Published in final edited form as: Microbiol Res. 2008 Oct 23;164(1):1–8. doi: 10.1016/j.micres.2008.08.006

Figure 4. Interaction of YgfD and Sbm in vitro.

Figure 4

A. Expression and purification of His-tagged Sbm (left panel) and YgfD (right panel) run on 12% SDS-PAGE and stained by Coomassie blue. For both: lane 1, total cell lysate; lane 2, final wash fraction before elution; lane 3, eluate containing purified protein. B. Native 4–20% polyacrylamide gel containing Sbm apoenzyme incubated with increasing molar equivalents of YgfD pre-incubated with GMPPNP. Sbm ran at ~80 kDa monomer and ~160 kDa dimer (Sbm only lane), while YgfD (~40 kDa) was run off this gel but not seen previously (YgfD only lane). Note appearance of species (Complex 1 and Complex 2) with masses in excess of the 232 kDa MW standard at increasing YgfD ratio (maximal band shift obtained at 4:1 YgfD:Sbm incubation mix). C. Purified Sbm, YgfD, or an equal mixture of the two, were analyzed by gel filtration. Proteins were run in the presence of MW standards (bovine milk α-lactalbumin (14.2 kDa), bovine erythrocytes carbonic anhydrase (29 kDa), chick egg albumin (45 kDa), BSA (66 kDa – monomer, 132 kDa – dimer), and Jack Bean urease (272 kDa – trimer, 545 kDa – hexamer)) to prevent precipitation and loss of proteins during sieving.

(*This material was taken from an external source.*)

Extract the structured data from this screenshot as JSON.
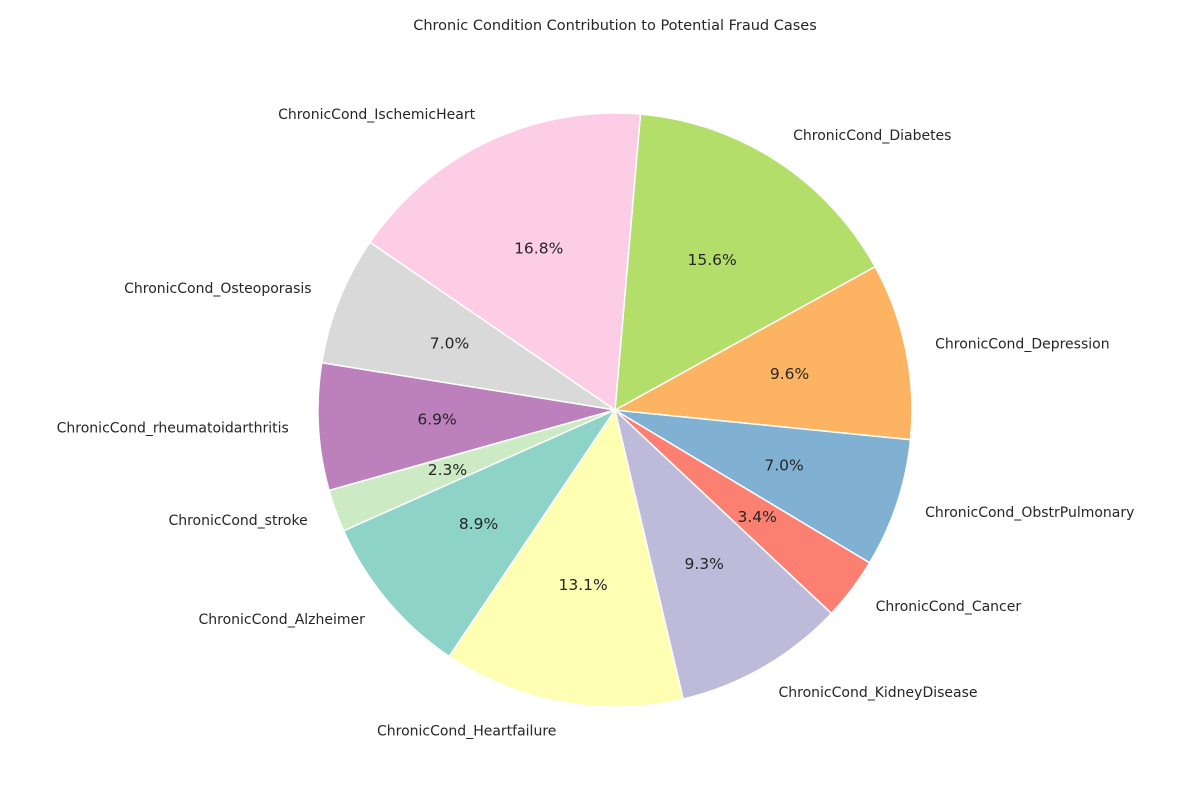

Panel 1, MW standards with molecular masses in kDa indicated above each peak; Panel 2, Sbm plus MW standards, with Sbm monomer (“α”) and dimer (“αα”) peaks filled in black; Panel 3, YgfD plus MW standards with YgfD peak in black; Panel 4, YgfD plus Sbm with each protein and putative complex (“ααyy”) filled in black. Peaks in black were determined by comparison with peaks in Panel 1. The x- and y-axis refer to time (min) and elution profile at OD280, respectively, for all charts. D. Native 4–20% polyacrylamide gel containing different combinations of YgfD and Sbm with or without prior incubation to cofactor/coenzyme demonstrating that only YgfD pre-incubated with GMPPNP results in complex formation with Sbm. Lane 1, YgfD:GMPPNP & Sbm:AdoCbl; Lane 2, YgfD:GMPPNP & Sbm:HOCbl; Lane 3, YgfD:GMPPNP & Sbm; Lane 4, YgfD & Sbm:AdoCbl; Lane 5, YgfD & Sbm:HOCbl; Lane 6, YgfD & Sbm; Lane 7, Sbm:AdoCbl; Lane 8, Sbm:HOCbl; Lane 9, Sbm; Lane 10, YgfD:GMPPNP; Lane 11, YgfD; Lane 12, YgfD:GTP; Lane 13, YgfD:GDP; Lane 14, YgfD:GTP & Sbm; Lane 15, YgfD:GDP & Sbm.